"Far better than Shyuote," interjected the younger brother.

She continued,—

"But mark my words; is it right that our child should go to the house where dwells the wife of a man who for a long time past has sought to torment me, who harbours ill-will toward my hanutsh and your hanutsh, and who, notwithstanding that you believe him to be your friend and are more attached to him than you are to your wife and child, is not your friend at all?"

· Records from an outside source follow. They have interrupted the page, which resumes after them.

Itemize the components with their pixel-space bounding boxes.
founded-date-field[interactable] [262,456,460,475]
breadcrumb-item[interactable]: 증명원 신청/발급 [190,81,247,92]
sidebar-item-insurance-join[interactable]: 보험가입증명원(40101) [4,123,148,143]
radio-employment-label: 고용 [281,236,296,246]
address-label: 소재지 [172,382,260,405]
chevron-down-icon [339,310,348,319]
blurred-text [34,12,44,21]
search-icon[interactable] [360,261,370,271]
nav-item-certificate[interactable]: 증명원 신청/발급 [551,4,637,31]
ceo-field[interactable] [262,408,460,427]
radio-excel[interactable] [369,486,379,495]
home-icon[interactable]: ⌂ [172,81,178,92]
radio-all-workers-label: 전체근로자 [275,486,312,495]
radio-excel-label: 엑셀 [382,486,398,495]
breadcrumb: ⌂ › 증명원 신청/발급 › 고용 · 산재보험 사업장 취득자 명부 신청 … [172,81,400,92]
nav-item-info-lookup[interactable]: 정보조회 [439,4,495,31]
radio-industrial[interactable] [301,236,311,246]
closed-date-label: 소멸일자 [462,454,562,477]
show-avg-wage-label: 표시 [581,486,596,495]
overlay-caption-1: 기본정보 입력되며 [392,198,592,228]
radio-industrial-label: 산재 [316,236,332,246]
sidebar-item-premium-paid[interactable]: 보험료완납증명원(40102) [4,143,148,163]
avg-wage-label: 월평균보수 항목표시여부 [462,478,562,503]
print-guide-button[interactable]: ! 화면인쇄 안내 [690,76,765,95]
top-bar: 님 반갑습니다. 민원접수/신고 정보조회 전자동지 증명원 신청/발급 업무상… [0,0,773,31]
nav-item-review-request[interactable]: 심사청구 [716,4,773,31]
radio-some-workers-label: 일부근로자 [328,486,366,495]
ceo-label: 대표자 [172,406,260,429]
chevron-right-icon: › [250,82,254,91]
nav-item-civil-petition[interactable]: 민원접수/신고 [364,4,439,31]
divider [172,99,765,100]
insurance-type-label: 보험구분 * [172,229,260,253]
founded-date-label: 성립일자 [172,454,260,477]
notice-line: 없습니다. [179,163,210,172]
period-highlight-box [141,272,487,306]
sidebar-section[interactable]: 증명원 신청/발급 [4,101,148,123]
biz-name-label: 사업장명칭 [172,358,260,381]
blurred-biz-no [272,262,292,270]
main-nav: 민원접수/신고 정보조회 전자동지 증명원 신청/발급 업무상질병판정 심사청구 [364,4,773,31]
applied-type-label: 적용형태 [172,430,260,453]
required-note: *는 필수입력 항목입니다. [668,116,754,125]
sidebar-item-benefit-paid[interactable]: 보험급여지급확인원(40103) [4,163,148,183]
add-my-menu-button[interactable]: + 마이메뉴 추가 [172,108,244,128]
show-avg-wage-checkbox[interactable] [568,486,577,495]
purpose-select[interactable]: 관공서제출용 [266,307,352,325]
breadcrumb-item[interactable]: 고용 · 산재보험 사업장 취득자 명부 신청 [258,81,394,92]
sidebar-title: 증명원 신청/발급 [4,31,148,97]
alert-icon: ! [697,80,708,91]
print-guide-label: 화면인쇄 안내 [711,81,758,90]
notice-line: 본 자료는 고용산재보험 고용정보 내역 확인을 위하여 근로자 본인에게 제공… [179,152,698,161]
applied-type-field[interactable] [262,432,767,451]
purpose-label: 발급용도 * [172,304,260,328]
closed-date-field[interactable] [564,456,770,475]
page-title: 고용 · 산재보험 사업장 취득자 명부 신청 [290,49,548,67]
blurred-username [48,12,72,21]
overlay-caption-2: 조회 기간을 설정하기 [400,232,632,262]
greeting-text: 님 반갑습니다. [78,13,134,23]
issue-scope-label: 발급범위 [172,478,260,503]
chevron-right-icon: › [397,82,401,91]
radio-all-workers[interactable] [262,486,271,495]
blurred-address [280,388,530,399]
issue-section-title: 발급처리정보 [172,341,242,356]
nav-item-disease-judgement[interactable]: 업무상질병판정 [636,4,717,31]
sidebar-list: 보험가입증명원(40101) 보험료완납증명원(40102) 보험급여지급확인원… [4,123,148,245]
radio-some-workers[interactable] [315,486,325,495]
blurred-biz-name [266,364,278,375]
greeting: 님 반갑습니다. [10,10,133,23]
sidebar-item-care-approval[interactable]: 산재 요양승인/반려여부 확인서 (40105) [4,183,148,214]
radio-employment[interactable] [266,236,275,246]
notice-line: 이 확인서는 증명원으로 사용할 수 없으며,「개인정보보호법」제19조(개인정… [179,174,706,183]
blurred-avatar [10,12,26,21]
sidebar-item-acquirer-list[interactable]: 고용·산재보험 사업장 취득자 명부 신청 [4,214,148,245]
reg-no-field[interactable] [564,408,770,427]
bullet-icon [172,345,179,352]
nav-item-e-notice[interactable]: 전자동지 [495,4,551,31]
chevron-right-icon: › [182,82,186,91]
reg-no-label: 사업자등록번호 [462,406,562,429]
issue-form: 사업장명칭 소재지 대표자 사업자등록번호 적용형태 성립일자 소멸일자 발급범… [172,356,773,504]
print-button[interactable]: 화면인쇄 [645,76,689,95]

Zashue was visibly impressed by these words of his wife. Was she perhaps aware of the secret motives of the upturning of her household, which he and Tyope had performed yesterday? He could hardly imagine that she could know anything about it, and yet her utterances intimated some occurrence of the past that had opened a wide breach forever between her and Tyope. Might not that occurrence have prompted the latter to his accusation against Say? This was an entirely new idea to him, and, while he felt ashamed of having yielded to Tyope against his own wife, he now began to suspect the real motives which inspired the man in his denunciations. He replied hastily,—

"I am not with Tyope."

"He is your best friend," Hayoue objected.

"That is not true."

"Hachshtze," Say said in a tone of serious reminder, "speak not thus. I know that you and Tyope are good to each other. I know that he gives you advice, and I know too"—her voice rose and grew solemn—"that you have told him many things which neither Tzitz hanutsh nor Tanyi hanutsh like him to know."

"Tyope is wise."

"And he is also very bad," the younger brother exclaimed. This made Zashue angry.